Con esta fiesta se cierra la gran trilogía
pascual. Con la aparición de la fuerza de Dios, que es su Espíritu, se pone en
marcha el tiempo de la Iglesia, fundamentalmente dedicado a la predicación del
Evangelio.
"¿Habéis
recibido el Espíritu Santo?”, preguntó S. Pablo a los cristianos de
Éfeso. "No hemos oído decir siquiera que exista el Espíritu Santo",
respondieron (Hech 19, 1-2). Posiblemente, nosotros habríamos dado alguna
respuesta: es Dios, la Tercera persona de la Santísima Trinidad...Y quizá ahí
se acabaría nuestra "ciencia del Espíritu". Y sin embargo es la gran
novedad aportada por Cristo; es su don, su herencia, su legado.
Un don necesario para pertenecer a Cristo (Rom 8,9), para
sentirle y tener sus criterios de vida, y acceder a la lectura de los designios
de Dios. Un don para todos (universal) y
en favor de todos. De ahí que todo planteamiento "sectario" en nombre
del Espíritu sea un pecado contra el mismo. Los monopolizadores del Espíritu no
son sino sus manipuladores.
Es el Maestro de la Verdad; es él quien
nos introduce en el conocimiento del misterio de Cristo -"Nadie puede decir: "¡Jesús es
Señor!" sino por influencia del Espíritu" (I Co 12,3)- , y del
misterio de Dios -"Nadie conoce lo
íntimo de Dios sino el Espíritu de Dios" (I Co 2,11)) -.
Es el
Maestro de la oración. El Espíritu Santo es la posibilidad de nuestra
oración -"viene en ayuda de nuestra
flaqueza.
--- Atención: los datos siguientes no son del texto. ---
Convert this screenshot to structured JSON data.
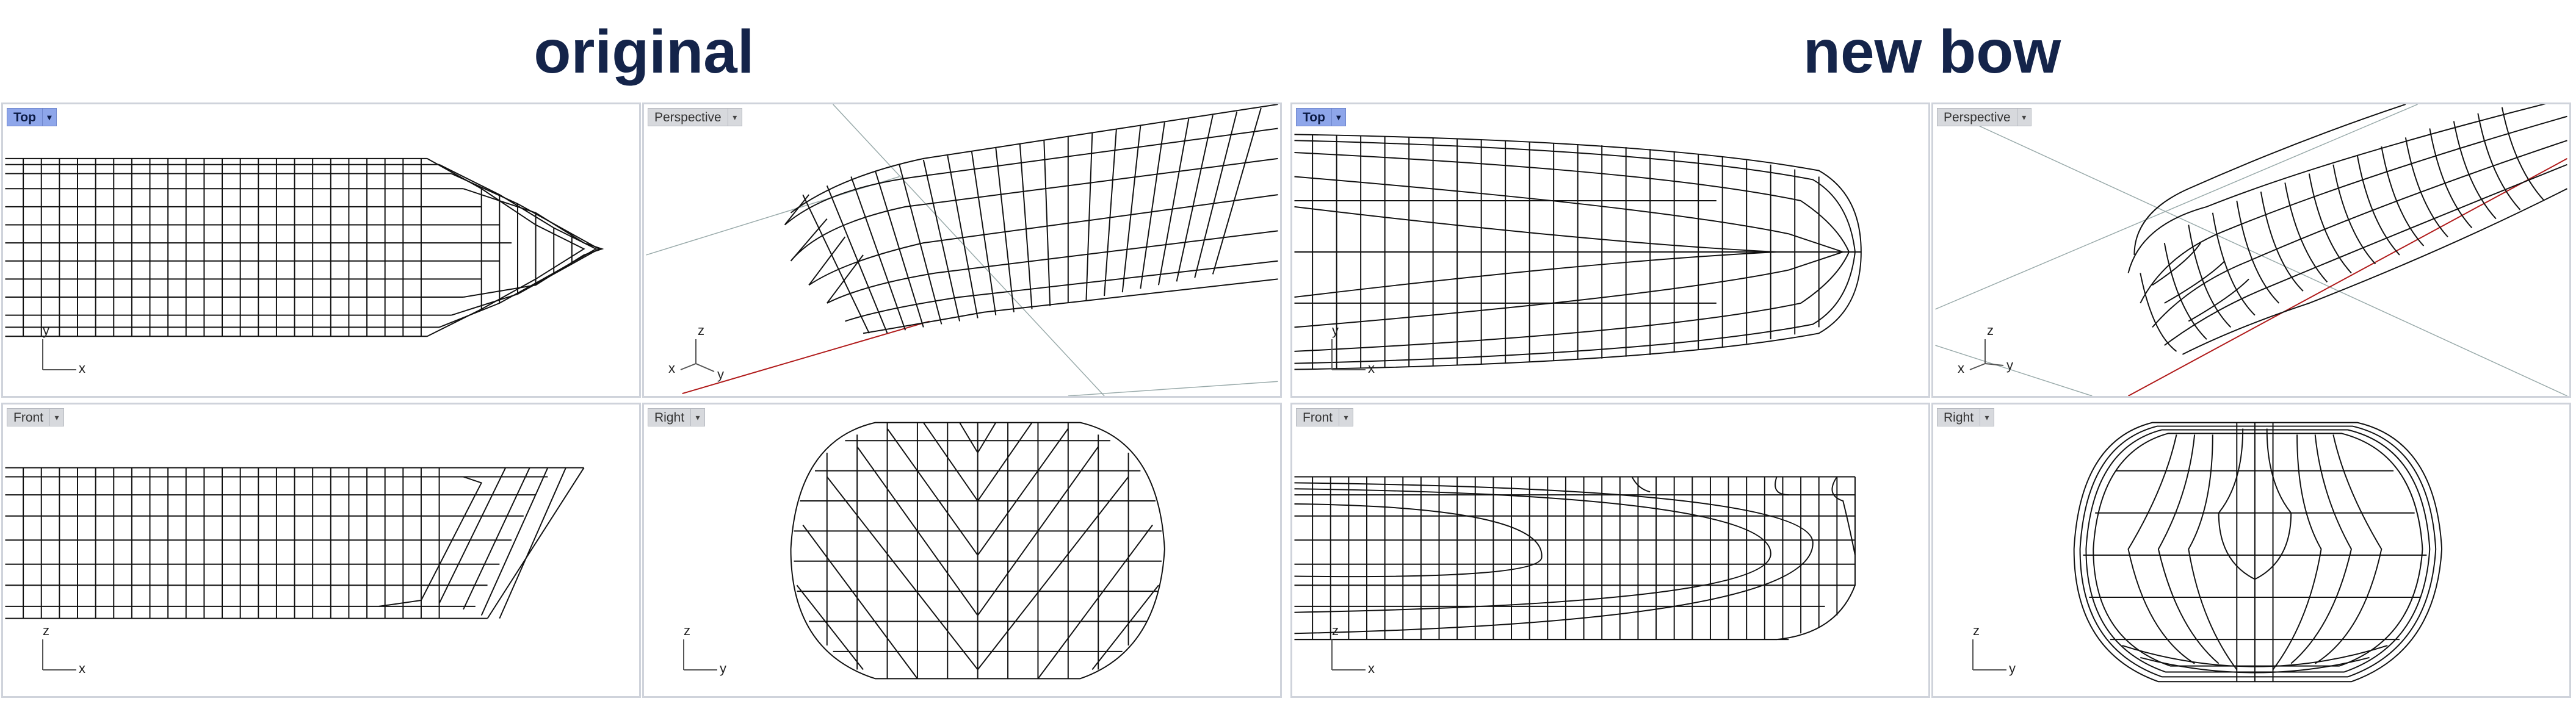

Pues nosotros no sabemos pedir como conviene; mas el Espíritu mismo
intercede por nosotros" (Rom 8,26)-
y el contenido de la oración (Lc 11,8-13).
Es el Maestro de la comprensión de la Palabra. Inspirador de la
Palabra, lo es también de su comprensión, pues "la Escritura se ha de leer
con el mismo Espíritu con que fue escrita". El da vida a la Palabra; hace
que no se quede en letra muerta. El facilita su encarnación y su alumbramiento.
“El os llevará a la verdad plena” (Jn
16,13)
Es el Maestro del testimonio cristiano.
Sin la fuerza del Espíritu, el hombre no solo carece de fuerza para dar
testimonio del Señor, sino que su testimonio es carente de fuerza.
Es una realidad envolvente. Cubrió totalmente la vida de Jesús - "El Espíritu del Señor está sobre mí" (Lc 4,18) - ; la vida de María -"La fuerza del Altísimo descenderá sobre ti" (Lc 1,35)-, y debe cubrir la vida de todo cristiano comunitaria e individualmente.
REFLEXIÓN PERSONAL
.-
¿Qué experiencia tengo del Espíritu Santo?
.-
¿Sigo su magisterio?
.- ¿Sé escuchar el lenguaje del Espíritu?
Domingo
J. Montero Carrión, franciscano capuchino.